Under most circumstances, we are simply unwilling to permit a defendant to go to trial before a trier of fact acceptable to him, speculate on the outcome and after receiving an adverse result, claim error for the first time on appeal which, assuming it exists, could have been cured or otherwise ameliorated by the trial court.

Wicke, at 642-43. We hereby exercise our discretion to decline to discuss Rudolph's new arguments that the prenuptial agreement was made with testamentary intent and that the trial court should have given partial validity to the agreement. However, because Rudolph's argument based on *780 equitable estoppel is arguably related to issues raised before the trial court, we will discuss that issue.

EQUITABLE ESTOPPEL

Rudolph argues that Florence's execution of the prenuptial agreement induced Robert not to make a new will disinheriting her, and she should therefore be equitably estopped from denying the validity of his will.

Three elements must be established before an equitable estoppel may arise: (1) an admission, statement, or act inconsistent with the claim afterward asserted; (2) action by the other party on the faith of such admission, statement or act; (3) injury to such other party resulting from permitting the first party to contradict or repudiate such admission, statement or act. Wilson v. Westinghouse Elec. Corp., 85 Wash. 2d 78, 81, 530 P.2d 298 (1975). Rudolph relies on Hudnall v. Ham, 183 Ill. 486, 56 N.E. 172 (1899), in which the court held that a party to a prenuptial agreement was estopped from challenging the will when she was aware that the purpose of the agreement was to ensure that decedent's stepchildren would inherit his property. Hudnall is clearly distinguishable because the Hudnall court found that agreement valid and fair, whereas here the agreement is not enforceable under Washington law.

The facts of the instant case do not indicate the doctrine of equitable estoppel is applicable. Here there is no evidence that Robert relied on the validity of the prenuptial agreement in deciding not to make a new will; to the contrary, it appears he intended to make a new will providing for Florence despite the prenuptial agreement. As there is no evidence of what provision Robert would have made for his wife under a new will, there is no way to determine any injury to his estate.

[2] Moreover, a party seeking to invoke equitable estoppel must be free from fault. E.g., Harstad v. Frol, 41 Wash. App. 294, 299, 704 P.2d 638 (1985). The trial court's findings that Robert had Florence sign the agreement without informing her of the extent of his property, combined with *781 his false assertions that he was in a bad financial situation, militate against allowing his personal representative to assert equitable estoppel based on the prenuptial agreement.
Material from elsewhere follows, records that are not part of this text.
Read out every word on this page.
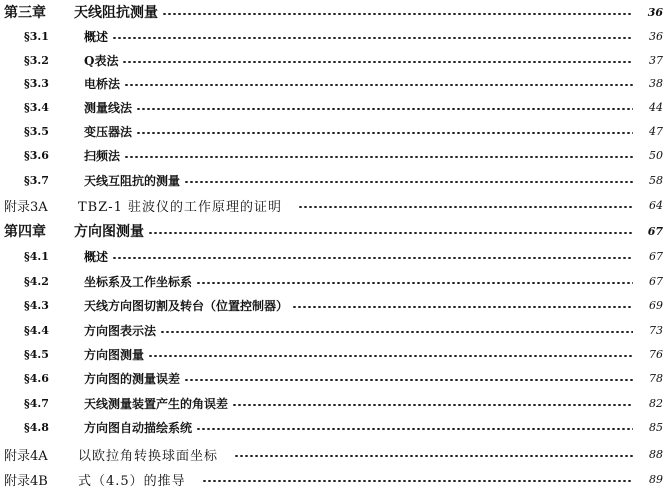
第三章	天线阻抗测量	36
§3.1	概述	36
§3.2	Q表法	37
§3.3	电桥法	38
§3.4	测量线法	44
§3.5	变压器法	47
§3.6	扫频法	50
§3.7	天线互阻抗的测量	58
附录3A	TBZ-1 驻波仪的工作原理的证明	64
第四章	方向图测量	67
§4.1	概述	67
§4.2	坐标系及工作坐标系	67
§4.3	天线方向图切割及转台（位置控制器）	69
§4.4	方向图表示法	73
§4.5	方向图测量	76
§4.6	方向图的测量误差	78
§4.7	天线测量装置产生的角误差	82
§4.8	方向图自动描绘系统	85
附录4A	以欧拉角转换球面坐标	88
附录4B	式（4.5）的推导	89
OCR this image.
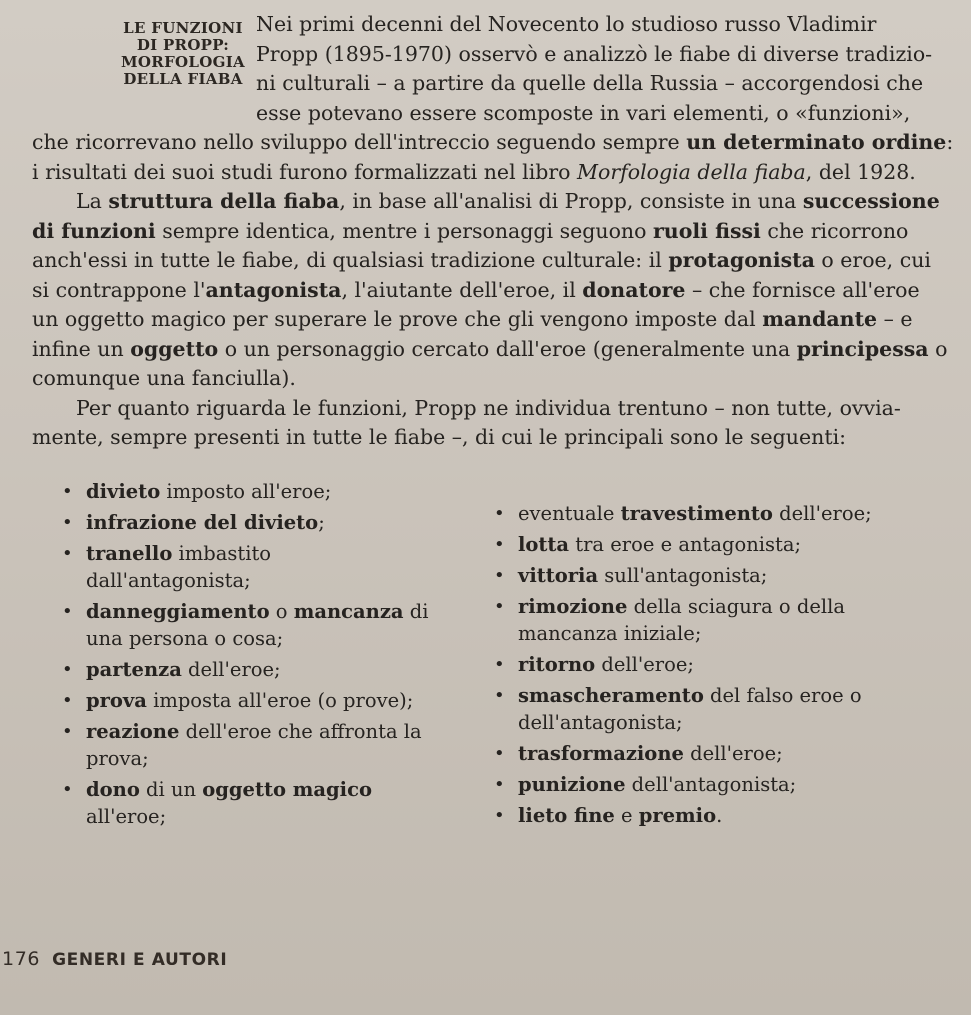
LE FUNZIONI
DI PROPP:
MORFOLOGIA
DELLA FIABA
Nei primi decenni del Novecento lo studioso russo Vladimir
Propp (1895-1970) osservò e analizzò le fiabe di diverse tradizio-
ni culturali – a partire da quelle della Russia – accorgendosi che
esse potevano essere scomposte in vari elementi, o «funzioni»,
che ricorrevano nello sviluppo dell'intreccio seguendo sempre un determinato ordine:
i risultati dei suoi studi furono formalizzati nel libro Morfologia della fiaba, del 1928.
La struttura della fiaba, in base all'analisi di Propp, consiste in una successione
di funzioni sempre identica, mentre i personaggi seguono ruoli fissi che ricorrono
anch'essi in tutte le fiabe, di qualsiasi tradizione culturale: il protagonista o eroe, cui
si contrappone l'antagonista, l'aiutante dell'eroe, il donatore – che fornisce all'eroe
un oggetto magico per superare le prove che gli vengono imposte dal mandante – e
infine un oggetto o un personaggio cercato dall'eroe (generalmente una principessa o
comunque una fanciulla).
Per quanto riguarda le funzioni, Propp ne individua trentuno – non tutte, ovvia-
mente, sempre presenti in tutte le fiabe –, di cui le principali sono le seguenti:
• divieto imposto all'eroe;
• infrazione del divieto;
• tranello imbastito
dall'antagonista;
• danneggiamento o mancanza di
una persona o cosa;
• partenza dell'eroe;
• prova imposta all'eroe (o prove);
• reazione dell'eroe che affronta la
prova;
• dono di un oggetto magico
all'eroe;
• eventuale travestimento dell'eroe;
• lotta tra eroe e antagonista;
• vittoria sull'antagonista;
• rimozione della sciagura o della
mancanza iniziale;
• ritorno dell'eroe;
• smascheramento del falso eroe o
dell'antagonista;
• trasformazione dell'eroe;
• punizione dell'antagonista;
• lieto fine e premio.
176 GENERI E AUTORI
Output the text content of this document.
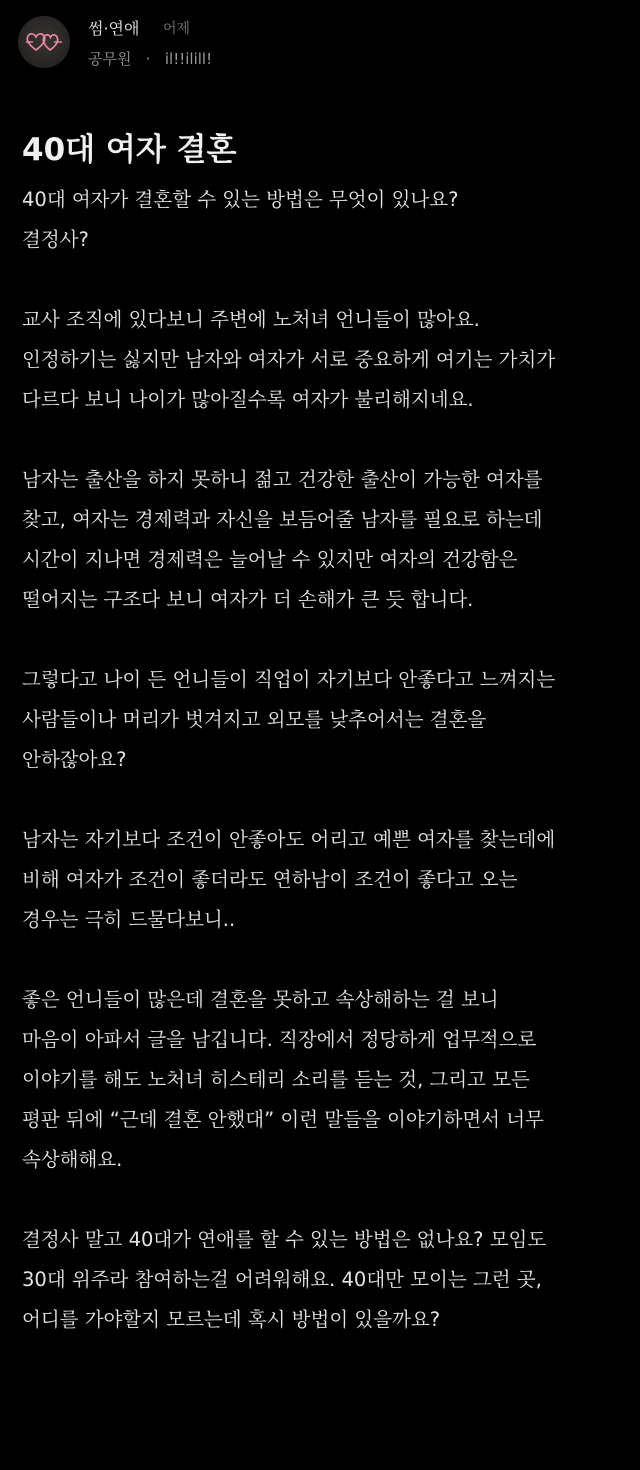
썸·연애 어제
공무원 · il!!ilill!
40대 여자 결혼
40대 여자가 결혼할 수 있는 방법은 무엇이 있나요?
결정사?
교사 조직에 있다보니 주변에 노처녀 언니들이 많아요.
인정하기는 싫지만 남자와 여자가 서로 중요하게 여기는 가치가
다르다 보니 나이가 많아질수록 여자가 불리해지네요.
남자는 출산을 하지 못하니 젊고 건강한 출산이 가능한 여자를
찾고, 여자는 경제력과 자신을 보듬어줄 남자를 필요로 하는데
시간이 지나면 경제력은 늘어날 수 있지만 여자의 건강함은
떨어지는 구조다 보니 여자가 더 손해가 큰 듯 합니다.
그렇다고 나이 든 언니들이 직업이 자기보다 안좋다고 느껴지는
사람들이나 머리가 벗겨지고 외모를 낮추어서는 결혼을
안하잖아요?
남자는 자기보다 조건이 안좋아도 어리고 예쁜 여자를 찾는데에
비해 여자가 조건이 좋더라도 연하남이 조건이 좋다고 오는
경우는 극히 드물다보니..
좋은 언니들이 많은데 결혼을 못하고 속상해하는 걸 보니
마음이 아파서 글을 남깁니다. 직장에서 정당하게 업무적으로
이야기를 해도 노처녀 히스테리 소리를 듣는 것, 그리고 모든
평판 뒤에 “근데 결혼 안했대” 이런 말들을 이야기하면서 너무
속상해해요.
결정사 말고 40대가 연애를 할 수 있는 방법은 없나요? 모임도
30대 위주라 참여하는걸 어려워해요. 40대만 모이는 그런 곳,
어디를 가야할지 모르는데 혹시 방법이 있을까요?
The Missouri Supreme Court has also denied the application of equitable estoppel in a case involving an invalid prenuptial agreement. Mathis v. Crane, 360 Mo. 631, 230 S.W.2d 707 (1950). In Mathis, the decedent husband's estate argued that the surviving wife had accepted benefits under a prenuptial agreement and was therefore estopped from attacking its validity. The court rejected this argument, as the surviving wife had signed the agreement without full knowledge of the value of the decedent's property. Mathis, at 643. Similarly, here, Robert's failure to inform Florence of the extent of his property defeats Rudolph's equitable estoppel argument.

CONCLUSION

In determining whether Robert McKiddy's will is revoked as to Florence McKiddy, we are statutorily constrained to consider only whether he provided for her in a valid marriage settlement. This he did not do. Furthermore, the facts of this case fail to indicate that Florence should be equitably estopped from claiming her intestate share. We affirm the trial court.

WETHERALL and WILLIAMS, JJ. Pro Tem., concur.

NOTES

[*] This appeal was heard by a Supreme Court Justice, a retired Supreme Court Justice, and a Superior Court Judge sitting as Court of Appeals Judges Pro Tempore in Division One.